Nell'area è tuttora in vigore lo Stato di emergenza. Secondo denunce presentate già in passato da Human Rights Watch (Hrw), le forze di sicurezza birmane hanno compiuto "ispezioni di massa" e altri abusi ai danni delle comunità musulmane della zona. Per gli attivisti le autorità locali sono responsabili di atti "discriminatori" contro le minoranze, perché lasciano impuniti i buddisti Arakan mentre si accaniscono nei confronti dei Rohingya. Un paio di settimane fa l'Onu ha denunciato l'arresto di alcuni operatori umanitari, tra i quali alcuni dipendenti delle stesse Nazioni Unte.

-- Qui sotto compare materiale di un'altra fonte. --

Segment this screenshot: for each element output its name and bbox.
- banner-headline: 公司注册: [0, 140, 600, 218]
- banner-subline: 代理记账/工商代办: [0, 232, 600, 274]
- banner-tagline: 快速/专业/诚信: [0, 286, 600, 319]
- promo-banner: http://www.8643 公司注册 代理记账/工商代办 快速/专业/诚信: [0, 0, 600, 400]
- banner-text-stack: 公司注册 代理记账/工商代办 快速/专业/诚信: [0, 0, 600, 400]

All'origine dei violenti scontri interconfessionali, la condanna a morte, a giugno di tre musulmani, ritenuti responsabili dello stupro e dell'uccisione a fine maggio di Thida Htwe, giovane buddista Arakanese.

Da allora le violenze non si sono praticamente fermate.  Ma ora Win Myaing, governatore dello Stato, contesta le nuove accuse di Amnesty, definendole "prevenute e prive di fondamento". Ma anche Chris Lewa, direttore del The Arakan Project, che si occupa dei Rohingyas nella regione, conferma le accuse. In un colloquio con la BBC ha parlato di arresti di centinaia di persone, di percosse e torture.